La familia regresó a Estados Unidos en 1973 y la adopción se formalizó en 1975. Un periódico local incluso publicó un reportaje a página completa sobre la llegada de la niña. Sin embargo, en aquella época, la ley exigía que los padres naturalizaran por separado a los hijos adoptados en el extranjero. Por razones que ella aún desconoce, ese trámite nunca se completó.
La mujer no supo que no era ciudadana hasta los 38 años, cuando solicitó un pasaporte. Entre los papeles de su padre, halló una carta de un abogado de 1975 que sugería que el proceso estaba resuelto. Desde al menos 2008, el Departamento de Seguridad Nacional conocía su situación, según consta en su expediente migratorio, que ella calcula en miles de páginas. A pesar de haber solicitado ayuda a agencias federales, senadores y su congresista durante años, sus esfuerzos no han tenido éxito; su oficina legislativa le respondió recientemente que no podía intervenir.

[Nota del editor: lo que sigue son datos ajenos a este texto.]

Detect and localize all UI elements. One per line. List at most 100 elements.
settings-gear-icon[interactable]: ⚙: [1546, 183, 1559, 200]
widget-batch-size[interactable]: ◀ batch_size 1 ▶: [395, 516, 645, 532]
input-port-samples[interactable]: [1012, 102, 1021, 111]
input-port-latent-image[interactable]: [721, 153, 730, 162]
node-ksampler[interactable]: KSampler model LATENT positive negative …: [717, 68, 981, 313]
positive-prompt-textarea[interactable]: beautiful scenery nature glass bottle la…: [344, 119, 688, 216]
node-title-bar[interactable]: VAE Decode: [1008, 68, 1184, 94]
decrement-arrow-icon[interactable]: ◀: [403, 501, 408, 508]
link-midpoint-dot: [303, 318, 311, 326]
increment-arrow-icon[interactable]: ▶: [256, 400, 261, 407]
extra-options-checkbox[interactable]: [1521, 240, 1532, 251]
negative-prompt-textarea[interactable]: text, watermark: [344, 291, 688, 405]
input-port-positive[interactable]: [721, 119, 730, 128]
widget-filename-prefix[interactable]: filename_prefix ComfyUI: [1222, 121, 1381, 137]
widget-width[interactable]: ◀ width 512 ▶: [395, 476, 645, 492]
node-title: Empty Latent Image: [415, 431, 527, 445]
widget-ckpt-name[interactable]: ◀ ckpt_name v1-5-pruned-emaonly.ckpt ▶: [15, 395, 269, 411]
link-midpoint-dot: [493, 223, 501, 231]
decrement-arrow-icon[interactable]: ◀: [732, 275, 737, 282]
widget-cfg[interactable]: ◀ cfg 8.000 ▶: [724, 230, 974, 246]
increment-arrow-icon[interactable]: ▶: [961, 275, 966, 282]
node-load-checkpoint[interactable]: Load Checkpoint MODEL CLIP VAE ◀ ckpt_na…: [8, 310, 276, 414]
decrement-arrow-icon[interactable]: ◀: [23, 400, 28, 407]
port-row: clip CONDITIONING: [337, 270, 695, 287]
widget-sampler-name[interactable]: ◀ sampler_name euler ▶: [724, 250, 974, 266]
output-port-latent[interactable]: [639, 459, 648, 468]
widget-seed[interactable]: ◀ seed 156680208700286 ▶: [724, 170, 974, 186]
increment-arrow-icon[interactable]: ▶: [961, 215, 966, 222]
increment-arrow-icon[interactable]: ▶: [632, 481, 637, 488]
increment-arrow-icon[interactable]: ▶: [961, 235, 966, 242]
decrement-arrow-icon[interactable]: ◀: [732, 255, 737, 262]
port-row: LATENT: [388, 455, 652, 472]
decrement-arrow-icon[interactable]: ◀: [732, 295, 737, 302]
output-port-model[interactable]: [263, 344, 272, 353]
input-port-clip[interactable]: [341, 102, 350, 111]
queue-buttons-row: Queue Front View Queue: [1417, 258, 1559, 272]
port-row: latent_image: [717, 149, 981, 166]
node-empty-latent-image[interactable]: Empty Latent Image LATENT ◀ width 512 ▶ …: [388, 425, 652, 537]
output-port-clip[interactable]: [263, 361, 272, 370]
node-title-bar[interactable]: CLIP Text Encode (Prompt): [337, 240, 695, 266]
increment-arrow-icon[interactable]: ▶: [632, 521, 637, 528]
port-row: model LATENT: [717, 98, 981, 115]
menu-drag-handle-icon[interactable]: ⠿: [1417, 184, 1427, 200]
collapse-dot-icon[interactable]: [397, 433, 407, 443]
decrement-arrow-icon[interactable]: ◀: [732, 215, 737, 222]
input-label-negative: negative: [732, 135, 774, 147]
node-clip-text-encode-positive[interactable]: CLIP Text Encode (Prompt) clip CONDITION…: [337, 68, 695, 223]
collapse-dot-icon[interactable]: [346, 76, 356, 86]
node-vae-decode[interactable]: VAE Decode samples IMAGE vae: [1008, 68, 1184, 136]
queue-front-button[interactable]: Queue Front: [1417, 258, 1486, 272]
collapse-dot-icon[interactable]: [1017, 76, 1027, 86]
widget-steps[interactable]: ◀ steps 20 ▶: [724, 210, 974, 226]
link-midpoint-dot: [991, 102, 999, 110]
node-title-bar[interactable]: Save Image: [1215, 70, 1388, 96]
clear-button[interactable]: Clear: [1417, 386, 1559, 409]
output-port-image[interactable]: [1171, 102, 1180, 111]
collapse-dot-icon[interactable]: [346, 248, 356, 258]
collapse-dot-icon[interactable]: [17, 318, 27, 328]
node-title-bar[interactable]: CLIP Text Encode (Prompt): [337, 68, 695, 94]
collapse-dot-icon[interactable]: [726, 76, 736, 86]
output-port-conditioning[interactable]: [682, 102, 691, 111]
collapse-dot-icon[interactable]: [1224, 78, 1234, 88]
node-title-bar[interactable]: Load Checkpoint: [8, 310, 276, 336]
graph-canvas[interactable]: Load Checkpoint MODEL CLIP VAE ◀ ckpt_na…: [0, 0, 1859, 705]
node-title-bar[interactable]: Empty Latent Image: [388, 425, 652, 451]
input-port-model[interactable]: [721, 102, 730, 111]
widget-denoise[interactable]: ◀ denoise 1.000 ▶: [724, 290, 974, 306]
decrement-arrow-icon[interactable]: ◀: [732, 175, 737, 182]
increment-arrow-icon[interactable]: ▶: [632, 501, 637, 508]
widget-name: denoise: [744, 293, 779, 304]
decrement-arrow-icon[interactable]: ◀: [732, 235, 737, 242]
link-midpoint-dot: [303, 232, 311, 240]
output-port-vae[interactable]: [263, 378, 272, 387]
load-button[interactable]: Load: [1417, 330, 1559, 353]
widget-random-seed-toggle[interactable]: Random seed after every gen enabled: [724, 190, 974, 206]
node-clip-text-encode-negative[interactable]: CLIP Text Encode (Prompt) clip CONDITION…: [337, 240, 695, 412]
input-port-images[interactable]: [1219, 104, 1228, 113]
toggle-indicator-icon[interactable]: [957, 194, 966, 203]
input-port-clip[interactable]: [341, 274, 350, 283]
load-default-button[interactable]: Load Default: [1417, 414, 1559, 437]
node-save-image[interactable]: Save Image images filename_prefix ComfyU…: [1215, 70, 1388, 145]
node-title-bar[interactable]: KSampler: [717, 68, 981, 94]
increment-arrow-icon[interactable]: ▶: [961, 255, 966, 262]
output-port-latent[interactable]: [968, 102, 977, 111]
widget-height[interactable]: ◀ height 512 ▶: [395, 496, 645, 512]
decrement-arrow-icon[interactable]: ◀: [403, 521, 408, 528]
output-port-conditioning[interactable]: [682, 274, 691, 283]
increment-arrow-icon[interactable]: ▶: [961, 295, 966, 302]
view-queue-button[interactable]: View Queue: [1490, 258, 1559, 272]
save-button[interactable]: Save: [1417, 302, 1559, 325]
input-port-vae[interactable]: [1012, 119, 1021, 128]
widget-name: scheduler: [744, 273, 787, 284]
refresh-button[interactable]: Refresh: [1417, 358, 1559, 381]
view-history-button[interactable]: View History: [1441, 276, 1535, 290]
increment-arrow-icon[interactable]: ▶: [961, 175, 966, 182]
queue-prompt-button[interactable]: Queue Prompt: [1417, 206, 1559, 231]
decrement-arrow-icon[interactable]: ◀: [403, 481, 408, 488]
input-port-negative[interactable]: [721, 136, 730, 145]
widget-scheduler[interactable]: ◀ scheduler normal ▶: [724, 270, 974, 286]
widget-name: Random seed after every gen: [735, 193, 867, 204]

Este caso surge en medio de una campaña de deportaciones masivas impulsada por el gobierno de Donald Trump, que ha defendido centrarse en criminales. No obstante, la mujer no tiene antecedentes penales, más allá de una multa de tránsito hace más de dos décadas. Ella trabaja, paga impuestos y es propietaria de una vivienda en California. Un juez aplazó su audiencia hasta finales del próximo mes y aceptó que no tenga que comparecer en persona, ante el temor de que agentes migratorios pudieran detenerla en el tribunal.
El Congreso intentó corregir este tipo de situaciones en el año 2000 al aprobar una ley que otorgó ciudadanía automática a los adoptados internacionales. Sin embargo, esta ley no fue retroactiva y excluyó a quienes ya eran mayores de edad o habían nacido antes del 27 de febrero de 1983. Una coalición bipartidista, que incluye desde organizaciones evangélicas hasta grupos proinmigrantes, ha presionado durante años para ampliar esta protección. Hannah Daniel, defensora de la medida, calificó la amenaza de deportación como “absolutamente increíble” y advirtió que enviarla a Irán contradice el compromiso de Estados Unidos con la libertad religiosa.
Organizaciones como Puertas Abiertas señalan que los cristianos conversos en Irán enfrentan arrestos frecuentes, condenas severas e incluso la pena de muerte. Las cárceles del país son conocidas por sus duras condiciones, especialmente para mujeres. La mujer teme que su historia familiar, marcada por el servicio de su padre como militar y contratista del gobierno estadounidense en Irán, agrave su situación. Orgullosa de su legado, afirmó: “Estoy orgullosa del legado de mi padre. Soy parte de él. Y lo que me está pasando está mal. Sé que si él estuviera aquí, le rompería el corazón”.